In the women’s race World champion Lizzie Armitstead will be up against a strong Dutch team again as she hopes to upgrade the silver medal she won in London four years ago behind Marianne Vos.
Television commentator Anthony McCrossan was driven around the road race course this week and said, “It’s going to be an incredible race. The course is very hard with stunning scenery.”
UCI President Brian Cookson is also excited about Rio and told the press, “The road race mixes some of Rio’s most iconic backdrops such as Copacabana and Ipanema with some really testing sections such as the Grumari Circuit. The steep climb up Grumari Road is sure to provide a unique test for time trial riders.”

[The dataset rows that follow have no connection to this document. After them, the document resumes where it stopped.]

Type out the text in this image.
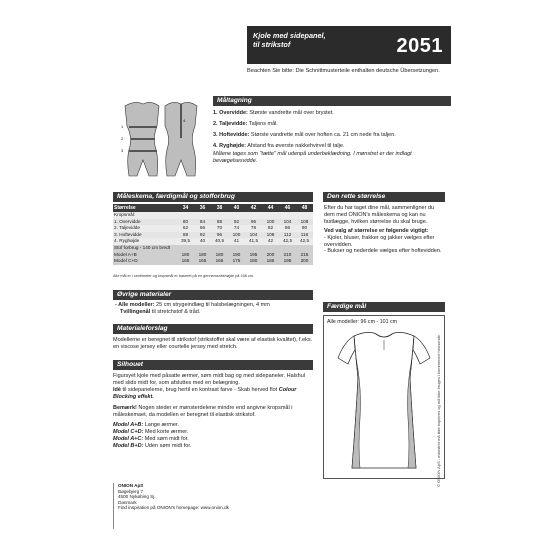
Kjole med sidepanel,
til strikstof	2051
Beachten Sie bitte: Die Schnittmusterteile enthalten deutsche Übersetzungen.
Måltagning
1
2
3
4
1. Overvidde: Største vandrette mål over brystet.
2. Taljevidde: Taljens mål.
3. Hoftevidde: Største vandrette mål over hoften ca. 21 cm nede fra taljen.
4. Ryghøjde: Afstand fra øverste nakkehvirvel til talje.
Målene tages som "tætte" mål udenpå underbeklædning. I mønstret er der indlagt bevægelsesvidde.
Måleskema, færdigmål og stofforbrug
Størrelse	34	36	38	40	42	44	46	48
Kropsmål:								
1. Overvidde	80	84	88	92	96	100	104	108
2. Taljevidde	62	66	70	74	78	82	86	90
3. Hoftevidde	88	92	96	100	104	108	112	116
4. Ryghøjde	39,5	40	40,5	41	41,5	42	42,5	42,5
Stof forbrug - 140 cm bredt								
Model A+B	180	180	180	190	195	200	210	215
Model C+D	165	165	165	175	180	185	195	200
Alle mål er i centimeter og kropsmål er baseret på en gennemsnitshøjde på 168 cm.
Øvrige materialer
- Alle modeller: 25 cm strygeindlæg til halsbelægningen, 4 mm
Tvillingenål til stretchstof & tråd.
Materialeforslag
Modellerne er beregnet til strikstof (strikstoffet skal være af elastisk kvalitet), f.eks. en viscose jersey eller courtelle jersey med stretch.
Silhouet
Figursyet kjole med påsatte ærmer, søm midt bag og med sidepaneler. Halshul med slids midt for, som afsluttes med en belægning.
Idé til sidepanelerne, brug hertil en kontrast farve - Skab herved flot Colour Blocking effekt.
Bemærk! Nogen steder er mønsterdelene mindre end angivne kropsmål i måleskemaet, da modellen er beregnet til elastisk strikstof.
Model A+B: Lange ærmer.
Model C+D: Med korte ærmer.
Model A+C: Med søm midt for.
Model B+D: Uden søm midt for.
Den rette størrelse
Efter du har taget dine mål, sammenligner du dem med ONION's måleskema og kan nu fastlægge, hvilken størrelse du skal bruge.
Ved valg af størrelse er følgende vigtigt:
- Kjoler, bluser, frakker og jakker vælges efter overvidden.
- Bukser og nederdele vælges efter hoftevidden.
Færdige mål
Alle modeller: 96 cm - 101 cm
ONION ApS
Bøgebjerg 7
4500 Nykøbing Sj.
Danmark
Find inspiration på ONION's homepage: www.onion.dk
© ONION ApS - mønstret må ikke kopieres og må ikke bruges i kommerciel hensende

The men’s road race, over 237.5km, starts at 13.30 (finishing approx. 19.51) on Saturday (6th August) followed by the 136.9km women’s road race at 16.15 (finishing approx. 20.23) on Sunday.
GB Men’s team: Chris Froome; Steve Cummings; Ian Stannard; Geraint Thomas; and Adam Yates. GB Women’s team: Lizzie Armitstead; Nikki Harris; and Emma Pooley.

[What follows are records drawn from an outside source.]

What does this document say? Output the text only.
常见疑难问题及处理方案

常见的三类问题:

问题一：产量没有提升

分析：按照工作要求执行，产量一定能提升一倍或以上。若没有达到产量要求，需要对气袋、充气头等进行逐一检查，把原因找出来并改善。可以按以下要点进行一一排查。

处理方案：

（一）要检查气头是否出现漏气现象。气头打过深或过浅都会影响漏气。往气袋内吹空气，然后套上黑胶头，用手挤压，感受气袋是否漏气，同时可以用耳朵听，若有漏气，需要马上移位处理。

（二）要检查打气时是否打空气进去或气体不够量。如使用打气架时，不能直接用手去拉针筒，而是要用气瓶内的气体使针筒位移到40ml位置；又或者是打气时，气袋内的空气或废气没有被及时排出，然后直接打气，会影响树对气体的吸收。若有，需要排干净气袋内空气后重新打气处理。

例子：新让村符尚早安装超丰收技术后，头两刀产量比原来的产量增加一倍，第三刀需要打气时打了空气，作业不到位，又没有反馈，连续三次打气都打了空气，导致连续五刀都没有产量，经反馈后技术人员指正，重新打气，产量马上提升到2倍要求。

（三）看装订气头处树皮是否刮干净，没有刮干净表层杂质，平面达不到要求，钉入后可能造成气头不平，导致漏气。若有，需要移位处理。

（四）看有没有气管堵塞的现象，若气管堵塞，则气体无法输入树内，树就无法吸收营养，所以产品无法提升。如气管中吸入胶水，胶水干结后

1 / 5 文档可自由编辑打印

Team Great Britain is likely to select Chris Froome to compete in the time trial where he stands an excellent chance of following in the wheel tracks of Sir Bradley Wiggins and winning the gold medal. The GB selections for the time trial will be made after the road race events. Update: Team GB time trial selections are: Chris Froome, Geraint Thomas and Emma Pooley.
Both time trials place on Wednesday 10th August with the women riders starting first from 12.30 (racing over 29.86km) and the men riders heading out from 14.00. The men’s 54.56km two-lap course includes four significant climbs which will suit Tour de France winner Froome.

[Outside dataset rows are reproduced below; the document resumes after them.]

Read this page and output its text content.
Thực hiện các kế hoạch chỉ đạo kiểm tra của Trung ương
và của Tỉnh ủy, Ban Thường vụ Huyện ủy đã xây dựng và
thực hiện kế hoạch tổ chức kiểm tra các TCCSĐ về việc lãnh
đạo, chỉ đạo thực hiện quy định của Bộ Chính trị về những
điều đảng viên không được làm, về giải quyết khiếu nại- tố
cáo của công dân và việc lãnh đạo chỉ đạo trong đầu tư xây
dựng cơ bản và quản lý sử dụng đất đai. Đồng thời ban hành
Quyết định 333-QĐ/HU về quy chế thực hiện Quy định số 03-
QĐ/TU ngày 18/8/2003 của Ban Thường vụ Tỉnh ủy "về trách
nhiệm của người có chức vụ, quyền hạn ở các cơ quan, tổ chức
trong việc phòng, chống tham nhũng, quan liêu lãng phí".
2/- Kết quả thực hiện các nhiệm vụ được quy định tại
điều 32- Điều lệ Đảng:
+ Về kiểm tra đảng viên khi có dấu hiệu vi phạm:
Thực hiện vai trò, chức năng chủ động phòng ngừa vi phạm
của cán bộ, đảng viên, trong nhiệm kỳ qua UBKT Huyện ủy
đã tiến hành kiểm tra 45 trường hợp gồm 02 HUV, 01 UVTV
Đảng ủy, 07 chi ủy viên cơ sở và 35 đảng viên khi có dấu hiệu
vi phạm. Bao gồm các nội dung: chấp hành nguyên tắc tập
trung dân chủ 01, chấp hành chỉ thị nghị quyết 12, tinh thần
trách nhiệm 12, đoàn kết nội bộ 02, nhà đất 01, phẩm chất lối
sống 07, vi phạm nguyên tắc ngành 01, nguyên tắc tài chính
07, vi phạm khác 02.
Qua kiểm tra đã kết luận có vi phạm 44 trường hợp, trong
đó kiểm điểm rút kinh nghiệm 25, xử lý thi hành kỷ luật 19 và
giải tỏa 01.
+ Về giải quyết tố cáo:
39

The large track programme starts on Thursday 11th August and the Men’s Team Sprint will be the first final. The Men’s Team Pursuit featuring Sir Bradley Wiggins will also begin on the opening day at 17.23 and the British quartet of Wiggins, Steven Burke, Ed Clancy and Owain Doull will be hoping to qualify for the final taking place at 18.20 on Friday 12th August. The track events continue until Tuesday 16th August.
The men’s triathlon is contested on Thursday 18th August with the women’s race on Saturday 20th August both starting at 11.00. Alistair Brownlee defends his Olympic title and heads a six-strong Team GB triathlon squad.
GB Men’s triathlon: Alistair Brownlee, Jonny Brownlee and Gordon Benson. GB Women’s triathlon: Non Stanford, Vicky Holland and Helen Jenkins.
The cycling events at the Rio Olympics will conclude with the two mountain bike races, around a five kilometre lap, on the final weekend of competition. World road race champion Peter Sagan returns to off-road racing, but it would be a big surprise if he can beat the MTB specialists.
The women will race on Saturday 20th August and the men 24 hours later. Both races start at 16.30 and Grant Ferguson is the only British rider selected.
Olympic Cycling Timetable
Sat 6 Aug: Men’s Road Race.
Sun 7 Aug: Women’s Road Race.
Wed 10 Aug: Road Time Trials.
Thu 11 to Tue 16 Aug: Track events.
Thu 18 & Sat 20 Aug: Triathlon
Sat 20 & Sun 21 Aug: Mountain Biking.
The Paralympic Games follow on in Rio and run from 7-18th September.